Researchers studied the usability and creativity of machine translation (MT) in literary texts focusing on translators’ perceptions and readers’ response. But what do authors think? Is post-editing of MT output an answer to having more literature translated especially from lesser-used languages into dominant languages? The study seeks to answer this question by focusing on the book Tango in Blue Nights (2024), a flash story collection about love written by Vassilis Manoussakis, a Greek author, researcher and translator. The book is translated from Greek into English using Translated’s ModernMT system and is then post-edited by 2nd year Modern Greek students at Boston University who are native English speakers and have near native capacity in Greek. They follow detailed PE guidelines developed for literary texts by the researchers.

The author analyses the post-edited version and establishes whether it is fit for publication and how it can be improved. A stylometric analysis is conducted. The study is the first of its kind and wishes to showcase the importance of MT for the dissemination of literature written in lesser-used languages and provide a post-editing protocol for the translation of literary texts.   

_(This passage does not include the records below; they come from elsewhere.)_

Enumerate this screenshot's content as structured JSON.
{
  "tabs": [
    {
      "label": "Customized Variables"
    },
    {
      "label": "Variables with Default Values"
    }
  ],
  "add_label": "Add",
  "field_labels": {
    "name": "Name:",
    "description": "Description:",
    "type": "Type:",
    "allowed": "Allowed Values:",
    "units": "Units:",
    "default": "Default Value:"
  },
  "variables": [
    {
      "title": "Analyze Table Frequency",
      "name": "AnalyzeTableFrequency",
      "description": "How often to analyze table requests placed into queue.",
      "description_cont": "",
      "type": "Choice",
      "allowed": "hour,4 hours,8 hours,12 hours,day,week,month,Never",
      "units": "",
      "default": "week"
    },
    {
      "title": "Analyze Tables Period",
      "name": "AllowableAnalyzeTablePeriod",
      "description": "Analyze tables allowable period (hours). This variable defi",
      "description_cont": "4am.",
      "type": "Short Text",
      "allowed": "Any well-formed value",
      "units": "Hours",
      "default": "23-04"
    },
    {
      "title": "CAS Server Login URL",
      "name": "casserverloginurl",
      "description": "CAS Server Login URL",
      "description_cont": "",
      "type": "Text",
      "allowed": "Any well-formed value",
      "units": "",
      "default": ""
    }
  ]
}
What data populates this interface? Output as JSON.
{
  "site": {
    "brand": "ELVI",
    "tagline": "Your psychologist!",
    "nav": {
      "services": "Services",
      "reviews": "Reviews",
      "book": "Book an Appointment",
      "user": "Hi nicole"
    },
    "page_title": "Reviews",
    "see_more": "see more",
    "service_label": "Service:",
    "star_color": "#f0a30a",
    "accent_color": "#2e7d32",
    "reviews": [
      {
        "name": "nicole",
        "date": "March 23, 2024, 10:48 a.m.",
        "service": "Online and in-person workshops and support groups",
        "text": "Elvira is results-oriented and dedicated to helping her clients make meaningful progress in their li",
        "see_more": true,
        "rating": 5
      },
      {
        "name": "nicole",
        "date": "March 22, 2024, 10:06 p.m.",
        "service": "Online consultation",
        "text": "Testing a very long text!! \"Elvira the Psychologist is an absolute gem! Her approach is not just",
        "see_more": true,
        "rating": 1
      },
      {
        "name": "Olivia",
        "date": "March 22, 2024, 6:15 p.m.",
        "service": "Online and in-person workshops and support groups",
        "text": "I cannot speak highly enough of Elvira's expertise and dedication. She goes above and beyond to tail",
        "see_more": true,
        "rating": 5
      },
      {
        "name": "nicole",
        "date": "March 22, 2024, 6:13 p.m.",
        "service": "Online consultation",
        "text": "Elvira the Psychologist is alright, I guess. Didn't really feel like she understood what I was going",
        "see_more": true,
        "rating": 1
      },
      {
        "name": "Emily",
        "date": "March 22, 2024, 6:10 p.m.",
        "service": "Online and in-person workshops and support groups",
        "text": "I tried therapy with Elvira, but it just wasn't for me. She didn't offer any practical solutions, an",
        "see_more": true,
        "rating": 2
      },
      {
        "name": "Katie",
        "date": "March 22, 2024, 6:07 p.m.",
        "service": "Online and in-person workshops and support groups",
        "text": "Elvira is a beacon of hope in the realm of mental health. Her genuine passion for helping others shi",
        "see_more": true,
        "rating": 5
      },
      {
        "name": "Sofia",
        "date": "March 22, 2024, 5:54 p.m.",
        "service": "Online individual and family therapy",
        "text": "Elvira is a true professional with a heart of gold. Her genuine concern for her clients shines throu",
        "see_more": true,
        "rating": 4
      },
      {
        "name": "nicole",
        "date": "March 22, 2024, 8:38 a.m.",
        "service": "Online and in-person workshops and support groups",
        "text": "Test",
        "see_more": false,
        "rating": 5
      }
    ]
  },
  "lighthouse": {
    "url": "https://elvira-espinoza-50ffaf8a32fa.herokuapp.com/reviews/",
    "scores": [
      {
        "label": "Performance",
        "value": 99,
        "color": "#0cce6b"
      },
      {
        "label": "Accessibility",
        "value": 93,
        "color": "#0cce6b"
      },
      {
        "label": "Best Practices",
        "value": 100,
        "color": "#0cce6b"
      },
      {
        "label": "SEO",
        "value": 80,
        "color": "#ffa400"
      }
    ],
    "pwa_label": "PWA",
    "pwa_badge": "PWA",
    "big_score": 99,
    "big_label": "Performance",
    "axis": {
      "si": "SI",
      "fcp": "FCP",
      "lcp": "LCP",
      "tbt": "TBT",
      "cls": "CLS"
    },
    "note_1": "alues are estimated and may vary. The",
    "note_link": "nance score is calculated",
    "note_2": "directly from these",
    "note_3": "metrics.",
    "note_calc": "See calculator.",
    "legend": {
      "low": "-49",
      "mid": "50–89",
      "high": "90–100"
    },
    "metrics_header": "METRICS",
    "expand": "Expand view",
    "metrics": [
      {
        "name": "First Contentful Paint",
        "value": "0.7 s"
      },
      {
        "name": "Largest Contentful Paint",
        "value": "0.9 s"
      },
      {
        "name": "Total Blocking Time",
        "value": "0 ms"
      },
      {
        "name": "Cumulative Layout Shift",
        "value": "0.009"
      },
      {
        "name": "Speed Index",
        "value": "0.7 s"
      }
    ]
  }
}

Research area – Machine learning algorithms for translation

Language Models Are More Than Classifiers: Rethinking Interpretability in the Presence of Intrinsic Uncertainty

Julius Cheng Univesity of Cambridge

Language translation is an intrinsically ambiguous task, where one sentence has many possible translations. This fact, combined with the practice of training neural language models (LMs) with large bitext corpora, leads to the well-documented phenomenon that these models allocate probability mass to many semantically similar yet lexically diverse sentences. Consequently, decoding objectives like minimum Bayes risk (MBR), which aggregate information across the entire output distribution, produce higher quality outputs than beam search.

Research on interpretability and explainability for natural language generation (NLG) has thus far almost exclusively focused on generating explanations for a single prediction, yet LMs have many plausible high probability predictions. Julius’s team proposes to to adapt interpretability to this context by asking the question, “do similar predictions have similar explanations?” they will answer this by comparing explanations generated by interpretability methods such as attention-based interpretability, layerwise relevance propagation, and gradient-based attribution across predictions.

The goal of this project is to advance research in interpretability for NLG, deepen our understanding of the generalization capabilities of LMs, as well as develop new methods for MBR decoding.